After an evaluation, GNOME has moved from Bugzilla to GitLab. Learn more about GitLab.
No new issues can be reported in GNOME Bugzilla anymore.
To report an issue in a GNOME project, go to GNOME GitLab.
Do not go to GNOME Gitlab for: Bluefish, Doxygen, GnuCash, GStreamer, java-gnome, LDTP, NetworkManager, Tomboy.
Bug 680809 - Make fs-miner more robust against bad data
Make fs-miner more robust against bad data
Status: RESOLVED FIXED
Product: tracker
Classification: Core
Component: Miners
0.12.x
Other Linux
: Normal normal
: ---
Assigned To: tracker-general
Jamie McCracken
Depends on:
Blocks: 613258
 
 
Reported: 2012-07-30 00:15 UTC by Bastien Nocera
Modified: 2012-07-30 12:16 UTC
See Also:
GNOME target: ---
GNOME version: ---



Description Bastien Nocera 2012-07-30 00:15:52 UTC
The miners need to parse a number of different file types, with each file type handled, and the quantity of data to index increasing the likelihood of bugs creeping up and wreaking havoc. Despite the best efforts of the tracker team, bugs where the robustness of the libraries (and usually plugins) used by the miner might not be as high as wanted will still creep up.
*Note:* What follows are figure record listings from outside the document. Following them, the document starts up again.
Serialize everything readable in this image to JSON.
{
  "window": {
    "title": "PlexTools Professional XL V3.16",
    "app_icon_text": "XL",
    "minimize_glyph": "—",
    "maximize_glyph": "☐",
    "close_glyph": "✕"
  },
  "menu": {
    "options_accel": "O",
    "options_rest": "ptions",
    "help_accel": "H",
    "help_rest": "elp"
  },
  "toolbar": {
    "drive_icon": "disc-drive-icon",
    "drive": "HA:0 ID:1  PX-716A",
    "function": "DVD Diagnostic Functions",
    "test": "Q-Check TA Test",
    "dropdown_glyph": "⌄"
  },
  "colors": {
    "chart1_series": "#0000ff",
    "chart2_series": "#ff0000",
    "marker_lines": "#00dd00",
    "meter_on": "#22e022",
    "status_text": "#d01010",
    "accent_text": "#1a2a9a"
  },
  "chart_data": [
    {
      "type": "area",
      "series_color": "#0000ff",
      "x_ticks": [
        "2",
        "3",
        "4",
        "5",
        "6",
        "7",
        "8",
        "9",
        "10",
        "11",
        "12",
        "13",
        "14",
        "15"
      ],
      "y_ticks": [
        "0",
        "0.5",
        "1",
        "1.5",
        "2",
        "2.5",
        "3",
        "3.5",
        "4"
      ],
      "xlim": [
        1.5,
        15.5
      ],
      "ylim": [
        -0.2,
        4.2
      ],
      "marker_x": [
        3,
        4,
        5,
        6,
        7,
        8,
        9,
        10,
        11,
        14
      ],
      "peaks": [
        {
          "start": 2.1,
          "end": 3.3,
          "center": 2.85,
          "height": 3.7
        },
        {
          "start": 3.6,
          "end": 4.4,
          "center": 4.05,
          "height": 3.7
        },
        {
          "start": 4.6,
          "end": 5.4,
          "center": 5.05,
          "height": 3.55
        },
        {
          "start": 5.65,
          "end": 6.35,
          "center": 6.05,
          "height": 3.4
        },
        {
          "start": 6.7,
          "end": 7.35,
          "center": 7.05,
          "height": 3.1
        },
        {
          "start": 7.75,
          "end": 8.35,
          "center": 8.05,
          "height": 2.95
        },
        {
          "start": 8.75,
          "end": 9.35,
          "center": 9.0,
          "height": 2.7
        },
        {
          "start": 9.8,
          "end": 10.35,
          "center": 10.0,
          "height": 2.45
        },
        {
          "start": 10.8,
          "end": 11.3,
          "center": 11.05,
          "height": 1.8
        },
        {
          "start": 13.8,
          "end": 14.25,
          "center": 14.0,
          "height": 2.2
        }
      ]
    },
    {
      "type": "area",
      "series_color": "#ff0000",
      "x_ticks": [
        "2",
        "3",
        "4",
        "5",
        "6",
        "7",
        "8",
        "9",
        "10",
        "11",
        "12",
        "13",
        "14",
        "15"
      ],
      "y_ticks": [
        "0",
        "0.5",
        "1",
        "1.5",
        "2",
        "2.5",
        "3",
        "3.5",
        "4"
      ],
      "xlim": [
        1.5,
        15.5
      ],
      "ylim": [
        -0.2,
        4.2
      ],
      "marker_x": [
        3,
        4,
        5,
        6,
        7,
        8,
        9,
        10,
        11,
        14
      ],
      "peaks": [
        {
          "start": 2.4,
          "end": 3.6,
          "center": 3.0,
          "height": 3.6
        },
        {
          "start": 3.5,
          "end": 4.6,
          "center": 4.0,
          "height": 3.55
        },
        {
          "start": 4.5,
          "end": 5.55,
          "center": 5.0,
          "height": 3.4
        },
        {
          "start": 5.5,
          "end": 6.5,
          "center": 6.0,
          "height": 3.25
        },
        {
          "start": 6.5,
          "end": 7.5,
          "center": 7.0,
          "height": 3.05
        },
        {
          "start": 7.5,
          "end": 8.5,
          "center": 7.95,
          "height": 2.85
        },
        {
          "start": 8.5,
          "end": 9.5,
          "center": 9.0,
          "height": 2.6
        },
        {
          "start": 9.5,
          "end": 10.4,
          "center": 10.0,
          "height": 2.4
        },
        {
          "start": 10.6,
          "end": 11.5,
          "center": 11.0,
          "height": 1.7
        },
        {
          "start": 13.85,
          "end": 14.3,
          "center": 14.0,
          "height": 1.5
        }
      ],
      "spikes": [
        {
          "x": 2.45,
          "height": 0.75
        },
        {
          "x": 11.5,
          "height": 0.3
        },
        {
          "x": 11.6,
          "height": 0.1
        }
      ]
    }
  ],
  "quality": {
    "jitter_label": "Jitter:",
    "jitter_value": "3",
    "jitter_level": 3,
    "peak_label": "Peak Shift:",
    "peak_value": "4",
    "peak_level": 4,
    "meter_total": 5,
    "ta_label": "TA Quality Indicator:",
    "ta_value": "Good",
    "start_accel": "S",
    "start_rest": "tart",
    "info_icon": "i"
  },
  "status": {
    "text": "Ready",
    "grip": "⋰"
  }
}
The miner should be split into watchdog + workers. The thumbnailer service Tumbler, or Rhythmbox's metadata indexer could be used as example of architecture.

Workers could try running as long as possible, and the watchdog ensuring that files that cause problems are identified as such (making bug reporting easier), and that impact on the user's experience is kept to a minimum.
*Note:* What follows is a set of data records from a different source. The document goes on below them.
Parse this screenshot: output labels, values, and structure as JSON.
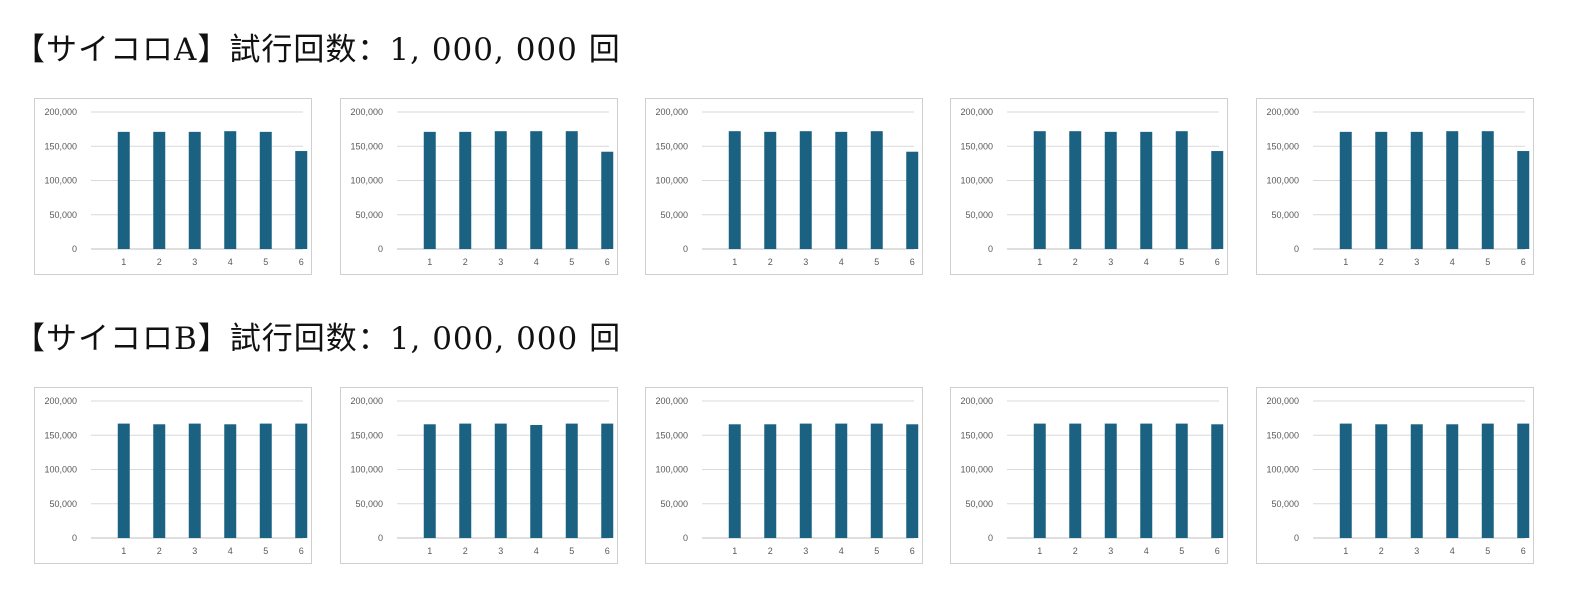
{
  "sections": [
    {
      "title": "【サイコロA】試行回数：1, 000, 000 回",
      "chart_data": [
        {
          "type": "bar",
          "categories": [
            "1",
            "2",
            "3",
            "4",
            "5",
            "6"
          ],
          "values": [
            171000,
            171000,
            171000,
            172000,
            171000,
            143000
          ],
          "ylim": [
            0,
            200000
          ],
          "yticks": [
            "0",
            "50,000",
            "100,000",
            "150,000",
            "200,000"
          ],
          "grid": true,
          "bar_color": "#1b6282"
        },
        {
          "type": "bar",
          "categories": [
            "1",
            "2",
            "3",
            "4",
            "5",
            "6"
          ],
          "values": [
            171000,
            171000,
            172000,
            172000,
            172000,
            142000
          ],
          "ylim": [
            0,
            200000
          ],
          "yticks": [
            "0",
            "50,000",
            "100,000",
            "150,000",
            "200,000"
          ],
          "grid": true,
          "bar_color": "#1b6282"
        },
        {
          "type": "bar",
          "categories": [
            "1",
            "2",
            "3",
            "4",
            "5",
            "6"
          ],
          "values": [
            172000,
            171000,
            172000,
            171000,
            172000,
            142000
          ],
          "ylim": [
            0,
            200000
          ],
          "yticks": [
            "0",
            "50,000",
            "100,000",
            "150,000",
            "200,000"
          ],
          "grid": true,
          "bar_color": "#1b6282"
        },
        {
          "type": "bar",
          "categories": [
            "1",
            "2",
            "3",
            "4",
            "5",
            "6"
          ],
          "values": [
            172000,
            172000,
            171000,
            171000,
            172000,
            143000
          ],
          "ylim": [
            0,
            200000
          ],
          "yticks": [
            "0",
            "50,000",
            "100,000",
            "150,000",
            "200,000"
          ],
          "grid": true,
          "bar_color": "#1b6282"
        },
        {
          "type": "bar",
          "categories": [
            "1",
            "2",
            "3",
            "4",
            "5",
            "6"
          ],
          "values": [
            171000,
            171000,
            171000,
            172000,
            172000,
            143000
          ],
          "ylim": [
            0,
            200000
          ],
          "yticks": [
            "0",
            "50,000",
            "100,000",
            "150,000",
            "200,000"
          ],
          "grid": true,
          "bar_color": "#1b6282"
        }
      ]
    },
    {
      "title": "【サイコロB】試行回数：1, 000, 000 回",
      "chart_data": [
        {
          "type": "bar",
          "categories": [
            "1",
            "2",
            "3",
            "4",
            "5",
            "6"
          ],
          "values": [
            167000,
            166000,
            167000,
            166000,
            167000,
            167000
          ],
          "ylim": [
            0,
            200000
          ],
          "yticks": [
            "0",
            "50,000",
            "100,000",
            "150,000",
            "200,000"
          ],
          "grid": true,
          "bar_color": "#1b6282"
        },
        {
          "type": "bar",
          "categories": [
            "1",
            "2",
            "3",
            "4",
            "5",
            "6"
          ],
          "values": [
            166000,
            167000,
            167000,
            165000,
            167000,
            167000
          ],
          "ylim": [
            0,
            200000
          ],
          "yticks": [
            "0",
            "50,000",
            "100,000",
            "150,000",
            "200,000"
          ],
          "grid": true,
          "bar_color": "#1b6282"
        },
        {
          "type": "bar",
          "categories": [
            "1",
            "2",
            "3",
            "4",
            "5",
            "6"
          ],
          "values": [
            166000,
            166000,
            167000,
            167000,
            167000,
            166000
          ],
          "ylim": [
            0,
            200000
          ],
          "yticks": [
            "0",
            "50,000",
            "100,000",
            "150,000",
            "200,000"
          ],
          "grid": true,
          "bar_color": "#1b6282"
        },
        {
          "type": "bar",
          "categories": [
            "1",
            "2",
            "3",
            "4",
            "5",
            "6"
          ],
          "values": [
            167000,
            167000,
            167000,
            167000,
            167000,
            166000
          ],
          "ylim": [
            0,
            200000
          ],
          "yticks": [
            "0",
            "50,000",
            "100,000",
            "150,000",
            "200,000"
          ],
          "grid": true,
          "bar_color": "#1b6282"
        },
        {
          "type": "bar",
          "categories": [
            "1",
            "2",
            "3",
            "4",
            "5",
            "6"
          ],
          "values": [
            167000,
            166000,
            166000,
            166000,
            167000,
            167000
          ],
          "ylim": [
            0,
            200000
          ],
          "yticks": [
            "0",
            "50,000",
            "100,000",
            "150,000",
            "200,000"
          ],
          "grid": true,
          "bar_color": "#1b6282"
        }
      ]
    }
  ]
}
For resource limitations, rlimit could be used in the short-term, with cgroups, and other similar security features added in the future.
Comment 1 Ivan Frade 2012-07-30 12:16:56 UTC
The mining is already split in two processes:

* miner-fs is the watchdog handling the inotify watches, reading the stat of the files and writing the results to the database. It sends the actual extraction work to tracker-extract and respawns that extractor if it crashed (or was shutdown due inactivity).

* tracker-extract is the workers side. It takes the files to extract and deals with the unreliable external libs that do the extraction work. It has a reasonable timeout to cancel problematic extractions and it is already using rlimit. The process stays alive until 30 seconds of inactivity. 
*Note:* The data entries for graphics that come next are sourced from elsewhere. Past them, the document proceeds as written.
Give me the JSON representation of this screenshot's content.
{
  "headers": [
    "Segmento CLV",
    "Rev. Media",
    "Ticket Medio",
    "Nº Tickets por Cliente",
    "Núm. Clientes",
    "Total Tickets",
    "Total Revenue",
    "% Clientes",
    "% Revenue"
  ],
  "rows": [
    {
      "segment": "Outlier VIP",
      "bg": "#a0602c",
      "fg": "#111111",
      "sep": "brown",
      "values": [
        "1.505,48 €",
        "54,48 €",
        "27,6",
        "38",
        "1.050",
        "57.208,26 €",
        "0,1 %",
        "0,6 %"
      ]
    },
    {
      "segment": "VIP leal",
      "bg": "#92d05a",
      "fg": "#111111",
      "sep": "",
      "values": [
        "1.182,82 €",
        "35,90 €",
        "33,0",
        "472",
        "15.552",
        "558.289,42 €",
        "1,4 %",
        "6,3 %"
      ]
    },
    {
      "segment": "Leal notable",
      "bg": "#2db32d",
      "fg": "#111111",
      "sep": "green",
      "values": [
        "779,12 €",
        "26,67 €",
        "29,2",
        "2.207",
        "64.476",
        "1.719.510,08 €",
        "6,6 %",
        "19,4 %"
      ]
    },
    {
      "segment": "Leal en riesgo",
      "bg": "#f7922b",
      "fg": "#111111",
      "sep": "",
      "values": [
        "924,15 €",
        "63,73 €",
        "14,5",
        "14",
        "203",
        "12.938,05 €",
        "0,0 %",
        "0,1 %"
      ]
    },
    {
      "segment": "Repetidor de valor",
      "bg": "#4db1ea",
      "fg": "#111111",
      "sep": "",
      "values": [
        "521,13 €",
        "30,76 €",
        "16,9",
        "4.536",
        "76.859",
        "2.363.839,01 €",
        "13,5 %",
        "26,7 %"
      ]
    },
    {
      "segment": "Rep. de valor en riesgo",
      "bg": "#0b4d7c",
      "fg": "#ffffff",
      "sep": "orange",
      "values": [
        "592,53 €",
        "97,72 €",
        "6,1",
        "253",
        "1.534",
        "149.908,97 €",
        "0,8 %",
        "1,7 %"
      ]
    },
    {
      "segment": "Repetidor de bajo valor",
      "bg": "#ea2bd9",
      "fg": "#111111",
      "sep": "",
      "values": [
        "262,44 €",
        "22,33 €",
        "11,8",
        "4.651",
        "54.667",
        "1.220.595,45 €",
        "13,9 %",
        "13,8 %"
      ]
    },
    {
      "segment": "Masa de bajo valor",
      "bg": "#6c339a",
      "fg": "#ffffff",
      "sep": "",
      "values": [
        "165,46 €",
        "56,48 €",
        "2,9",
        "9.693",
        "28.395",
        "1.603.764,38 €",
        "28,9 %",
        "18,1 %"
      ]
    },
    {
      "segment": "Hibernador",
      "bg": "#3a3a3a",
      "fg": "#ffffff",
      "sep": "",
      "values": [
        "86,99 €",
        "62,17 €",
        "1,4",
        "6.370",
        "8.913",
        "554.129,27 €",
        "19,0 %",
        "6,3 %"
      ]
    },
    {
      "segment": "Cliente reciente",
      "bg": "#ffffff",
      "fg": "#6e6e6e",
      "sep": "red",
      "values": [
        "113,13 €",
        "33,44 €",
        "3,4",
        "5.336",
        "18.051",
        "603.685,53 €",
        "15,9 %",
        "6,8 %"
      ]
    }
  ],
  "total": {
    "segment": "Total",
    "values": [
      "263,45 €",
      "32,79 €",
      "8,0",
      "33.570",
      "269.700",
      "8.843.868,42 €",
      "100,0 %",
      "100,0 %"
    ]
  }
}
The weakest point is that for performance reasons we send the files to the extractor in batches of 10, and a crash processing one of them cancels the whole lot. This could be improved.

We have all the suggestions of this bug already implemented and available in the latest stable release. We can close it as already fixed. More suggestions to improve the robustness of the extraction are very welcome.